Part 1: Finding Files
My first step was to open burbs.001
in Autopsy. When Autopsy scans files, it identifies and highlights interesting findings.. One of these, “encryption detected”, identified the password-protected file.
Encrypted file detected by Autopsy
There were additional files aside from the PDF: the disk also contained a picture of meatballs (pictured), a meatball recipe PDF, and several red herring files with names like secret
, password
, and pass
.
Meatballs
Part 2: Into Space
The challenge description said to think about where data can be hidden that doesn't get seen by the computer when it initializes the disk
- which was a good hint to look in unallocated space.
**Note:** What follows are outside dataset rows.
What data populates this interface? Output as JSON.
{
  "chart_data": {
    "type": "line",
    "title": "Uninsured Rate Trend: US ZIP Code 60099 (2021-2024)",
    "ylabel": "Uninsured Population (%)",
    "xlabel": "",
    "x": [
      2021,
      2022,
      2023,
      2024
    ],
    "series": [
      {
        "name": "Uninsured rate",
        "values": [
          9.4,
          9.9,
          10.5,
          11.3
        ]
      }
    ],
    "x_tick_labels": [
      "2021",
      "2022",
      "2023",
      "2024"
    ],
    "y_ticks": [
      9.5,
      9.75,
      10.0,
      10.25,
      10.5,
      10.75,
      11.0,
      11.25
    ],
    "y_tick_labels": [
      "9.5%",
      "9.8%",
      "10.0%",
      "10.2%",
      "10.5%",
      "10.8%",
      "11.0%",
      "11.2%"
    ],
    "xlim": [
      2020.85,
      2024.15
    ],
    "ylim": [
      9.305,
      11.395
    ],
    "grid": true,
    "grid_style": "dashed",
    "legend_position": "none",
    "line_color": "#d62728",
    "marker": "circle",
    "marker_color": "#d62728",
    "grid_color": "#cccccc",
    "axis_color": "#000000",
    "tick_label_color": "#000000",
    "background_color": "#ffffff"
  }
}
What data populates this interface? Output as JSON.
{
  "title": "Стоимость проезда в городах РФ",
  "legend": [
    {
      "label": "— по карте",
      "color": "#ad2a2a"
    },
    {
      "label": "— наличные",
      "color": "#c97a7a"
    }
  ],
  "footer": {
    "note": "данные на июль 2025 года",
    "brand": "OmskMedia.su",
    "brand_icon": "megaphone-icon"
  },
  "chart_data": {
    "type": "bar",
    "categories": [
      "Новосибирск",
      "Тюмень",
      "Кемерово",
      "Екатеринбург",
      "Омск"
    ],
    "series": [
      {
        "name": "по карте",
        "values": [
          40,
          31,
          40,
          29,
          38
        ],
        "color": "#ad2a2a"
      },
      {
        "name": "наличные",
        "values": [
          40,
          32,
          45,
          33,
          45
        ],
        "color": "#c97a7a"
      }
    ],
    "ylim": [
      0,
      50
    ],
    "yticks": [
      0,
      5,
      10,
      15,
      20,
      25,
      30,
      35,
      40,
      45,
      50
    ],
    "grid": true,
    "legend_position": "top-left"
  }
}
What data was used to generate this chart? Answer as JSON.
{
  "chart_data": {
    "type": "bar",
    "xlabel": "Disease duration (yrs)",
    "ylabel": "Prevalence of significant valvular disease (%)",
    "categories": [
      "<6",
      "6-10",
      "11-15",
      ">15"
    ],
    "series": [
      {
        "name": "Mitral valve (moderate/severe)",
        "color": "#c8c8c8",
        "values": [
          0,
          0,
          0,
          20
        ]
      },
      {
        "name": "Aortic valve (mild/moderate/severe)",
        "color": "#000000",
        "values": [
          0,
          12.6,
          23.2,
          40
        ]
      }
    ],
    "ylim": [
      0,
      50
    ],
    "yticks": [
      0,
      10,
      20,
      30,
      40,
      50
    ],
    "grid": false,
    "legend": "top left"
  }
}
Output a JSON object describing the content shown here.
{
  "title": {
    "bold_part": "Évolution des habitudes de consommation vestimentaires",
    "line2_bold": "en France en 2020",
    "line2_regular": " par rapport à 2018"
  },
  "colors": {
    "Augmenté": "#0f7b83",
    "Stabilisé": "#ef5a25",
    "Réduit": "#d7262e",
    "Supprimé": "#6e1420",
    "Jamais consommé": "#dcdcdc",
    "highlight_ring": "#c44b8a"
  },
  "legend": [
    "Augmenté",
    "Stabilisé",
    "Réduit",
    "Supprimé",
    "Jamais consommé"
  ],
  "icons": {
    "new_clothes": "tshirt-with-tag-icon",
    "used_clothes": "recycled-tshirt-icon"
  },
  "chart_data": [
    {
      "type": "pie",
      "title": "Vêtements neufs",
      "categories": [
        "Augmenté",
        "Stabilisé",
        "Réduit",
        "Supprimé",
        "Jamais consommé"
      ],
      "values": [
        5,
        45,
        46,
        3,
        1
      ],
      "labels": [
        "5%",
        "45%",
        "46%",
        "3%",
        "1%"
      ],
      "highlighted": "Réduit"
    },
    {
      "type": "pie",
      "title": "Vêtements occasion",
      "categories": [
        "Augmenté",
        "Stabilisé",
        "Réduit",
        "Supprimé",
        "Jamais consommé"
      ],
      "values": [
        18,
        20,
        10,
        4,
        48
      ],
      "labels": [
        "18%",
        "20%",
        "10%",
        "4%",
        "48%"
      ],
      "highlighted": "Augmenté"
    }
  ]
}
Autopsy shows this in the Unalloc
section. Opening this section, I found the password. However, it still required more manipulation to be legible.
Password data in unallocated space
Part 3: Artful
The data immediately stood out to me as ASCII art. The Autopsy view prevented me from viewing it in the correct proportions. After trying several different editors, I opened the original data file in HxD and searched for the start of the password.
Character 3 in HxD default view
To adjust the spacing, I modified the HxD column number until the letters were legible at a width of NUMBER
characters.
Character 3 in HxD 32-character-width view
I used this approach to read each character of the password, decrypt the PDF file, and get the flag (which I won’t reveal here).
Conclusion
This challenge was a fun addition to traditional image analysis: I enjoyed the process of locating and decoding the ASCII art hidden in the hex data. I found the password location quickly, but it took time to find the right spacing. In the future, HxD will be my go-to tool for working with hex.